We now have an after-school podcasting group, which interviews other children and teachers in the school, a roving reporter who updates us all on school trips and other activities, maths tutorial songs and many more adverts for our summer fairs and Saturday school.
As well as being a fun and exciting tool for children, podcasting can also serve a practical purpose for teachers. I spoke to Richard Goucher, an advanced skills teacher at Bristol Brunel Academy, who has been using podcasting as a means of assessment in maths.
His Year 7 pupils are doing a mid-term numeracy assessment where they have to test a hypothesis: do teachers drive small, silver cars? They conduct a survey, analyse the results and draw a conclusion, but the main part of the assessment is to produce a podcast explaining what they were doing, the maths they used, what they found out and if the hypothesis was correct or not.
To introduce the work, resources are available via the school's virtual learning environment.
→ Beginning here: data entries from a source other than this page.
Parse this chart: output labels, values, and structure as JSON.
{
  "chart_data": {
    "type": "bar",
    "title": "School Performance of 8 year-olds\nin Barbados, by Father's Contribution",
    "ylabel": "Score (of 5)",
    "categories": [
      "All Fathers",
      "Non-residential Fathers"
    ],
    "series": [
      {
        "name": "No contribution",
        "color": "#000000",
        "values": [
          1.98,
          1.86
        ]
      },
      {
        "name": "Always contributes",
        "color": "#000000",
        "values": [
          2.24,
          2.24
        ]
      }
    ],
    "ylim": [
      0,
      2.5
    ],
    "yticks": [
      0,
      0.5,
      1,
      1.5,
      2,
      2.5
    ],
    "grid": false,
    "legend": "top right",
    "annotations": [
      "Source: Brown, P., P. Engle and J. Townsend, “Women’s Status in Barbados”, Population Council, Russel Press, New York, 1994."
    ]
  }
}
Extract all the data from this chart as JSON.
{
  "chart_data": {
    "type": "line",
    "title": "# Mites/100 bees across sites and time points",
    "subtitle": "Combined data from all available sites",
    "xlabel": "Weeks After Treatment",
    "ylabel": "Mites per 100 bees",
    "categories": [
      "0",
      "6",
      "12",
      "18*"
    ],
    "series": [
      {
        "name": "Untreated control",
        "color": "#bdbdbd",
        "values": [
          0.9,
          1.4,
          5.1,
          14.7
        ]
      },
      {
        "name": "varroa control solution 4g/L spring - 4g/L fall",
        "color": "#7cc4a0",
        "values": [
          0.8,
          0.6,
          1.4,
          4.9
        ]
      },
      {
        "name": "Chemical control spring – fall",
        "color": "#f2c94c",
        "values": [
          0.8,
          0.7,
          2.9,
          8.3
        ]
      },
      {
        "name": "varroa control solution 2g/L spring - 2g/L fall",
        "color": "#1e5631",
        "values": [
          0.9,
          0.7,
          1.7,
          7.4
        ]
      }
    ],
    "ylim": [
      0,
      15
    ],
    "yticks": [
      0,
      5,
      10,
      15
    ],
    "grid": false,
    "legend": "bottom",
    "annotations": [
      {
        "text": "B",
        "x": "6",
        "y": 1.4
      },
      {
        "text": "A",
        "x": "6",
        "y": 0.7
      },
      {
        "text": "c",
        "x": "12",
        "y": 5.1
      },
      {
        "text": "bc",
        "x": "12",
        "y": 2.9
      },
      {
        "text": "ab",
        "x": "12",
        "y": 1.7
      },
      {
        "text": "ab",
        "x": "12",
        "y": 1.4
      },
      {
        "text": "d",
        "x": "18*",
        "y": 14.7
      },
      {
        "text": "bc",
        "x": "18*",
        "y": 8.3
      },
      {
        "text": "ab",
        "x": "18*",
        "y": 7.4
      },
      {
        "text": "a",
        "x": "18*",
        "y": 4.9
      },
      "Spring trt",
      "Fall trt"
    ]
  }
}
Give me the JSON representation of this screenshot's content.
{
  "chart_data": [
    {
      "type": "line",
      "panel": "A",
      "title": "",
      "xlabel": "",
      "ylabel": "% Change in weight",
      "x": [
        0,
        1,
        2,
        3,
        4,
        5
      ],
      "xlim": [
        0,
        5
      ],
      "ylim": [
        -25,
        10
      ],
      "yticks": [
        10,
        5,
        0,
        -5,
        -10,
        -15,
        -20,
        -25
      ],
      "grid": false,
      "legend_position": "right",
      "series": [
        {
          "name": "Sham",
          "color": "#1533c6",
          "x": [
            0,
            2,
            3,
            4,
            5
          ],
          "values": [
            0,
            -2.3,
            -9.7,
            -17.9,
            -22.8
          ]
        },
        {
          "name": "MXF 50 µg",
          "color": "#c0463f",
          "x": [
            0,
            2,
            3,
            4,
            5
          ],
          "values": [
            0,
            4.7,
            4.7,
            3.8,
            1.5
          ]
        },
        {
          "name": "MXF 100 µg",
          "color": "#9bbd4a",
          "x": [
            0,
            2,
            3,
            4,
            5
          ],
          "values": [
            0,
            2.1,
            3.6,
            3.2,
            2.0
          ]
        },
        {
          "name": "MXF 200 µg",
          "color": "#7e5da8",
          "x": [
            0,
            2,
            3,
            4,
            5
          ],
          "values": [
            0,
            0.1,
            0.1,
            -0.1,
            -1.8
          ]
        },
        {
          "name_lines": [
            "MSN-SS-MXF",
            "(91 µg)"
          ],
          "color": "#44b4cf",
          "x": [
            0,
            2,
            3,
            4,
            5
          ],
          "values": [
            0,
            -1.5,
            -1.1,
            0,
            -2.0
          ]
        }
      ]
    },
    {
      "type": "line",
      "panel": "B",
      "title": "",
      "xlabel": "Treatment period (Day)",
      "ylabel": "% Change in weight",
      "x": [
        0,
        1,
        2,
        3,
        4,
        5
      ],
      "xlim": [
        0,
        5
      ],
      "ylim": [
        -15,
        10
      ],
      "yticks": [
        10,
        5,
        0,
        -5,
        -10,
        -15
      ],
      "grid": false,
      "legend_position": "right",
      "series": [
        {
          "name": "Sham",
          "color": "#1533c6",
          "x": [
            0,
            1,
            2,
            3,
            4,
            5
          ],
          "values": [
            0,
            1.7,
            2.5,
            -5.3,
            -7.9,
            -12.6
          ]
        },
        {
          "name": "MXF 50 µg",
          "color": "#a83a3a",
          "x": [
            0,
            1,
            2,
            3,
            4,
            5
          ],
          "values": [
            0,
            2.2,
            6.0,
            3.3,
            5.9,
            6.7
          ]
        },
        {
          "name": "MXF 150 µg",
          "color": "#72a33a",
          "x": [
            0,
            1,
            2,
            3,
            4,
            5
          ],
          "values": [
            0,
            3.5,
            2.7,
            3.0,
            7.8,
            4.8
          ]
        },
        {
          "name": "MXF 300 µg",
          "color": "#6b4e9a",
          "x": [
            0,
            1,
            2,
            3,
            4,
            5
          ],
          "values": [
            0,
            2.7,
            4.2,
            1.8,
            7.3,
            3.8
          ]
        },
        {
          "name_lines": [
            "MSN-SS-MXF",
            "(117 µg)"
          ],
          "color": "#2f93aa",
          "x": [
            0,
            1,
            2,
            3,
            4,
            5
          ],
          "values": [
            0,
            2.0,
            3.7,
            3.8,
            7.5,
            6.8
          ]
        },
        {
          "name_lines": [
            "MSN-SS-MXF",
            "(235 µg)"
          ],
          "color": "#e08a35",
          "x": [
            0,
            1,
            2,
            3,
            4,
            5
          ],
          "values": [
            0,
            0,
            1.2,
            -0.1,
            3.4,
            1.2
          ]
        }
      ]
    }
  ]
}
These include a podcast produced by Mr Goucher as an exemplar piece of work, so that they have a model of what is expected of them.
Pupils are responding well to the podcast; they can listen in their own time at their own speed, and get the idea that they must explain in small steps and be concise in their explanations. It is a nice way of assessing how pupils explain maths.
Jodie Collins is ICT co-ordinator at South Rise Primary in Plumstead, south-east London
- For e-safety purposes, make sure children only include their first names on podcasts or use pseudonyms.
- If you have a VLE this is a great place to showcase work, as well as on the school's external websites via an RSS feed to the podcasts.
- Be creative with podcasts - listen to some online to find the variety out there. You really can podcast anything.
- If you are an LGfL school in London, you already have access to a free podcast site at www.podcast.lgfl.org.uk
- Schools without a current service can sign up to www.podbean.com for a free account.
- Microphones do not need to be expensive but a USB one will give clearer sound - you can find them for about #163;15.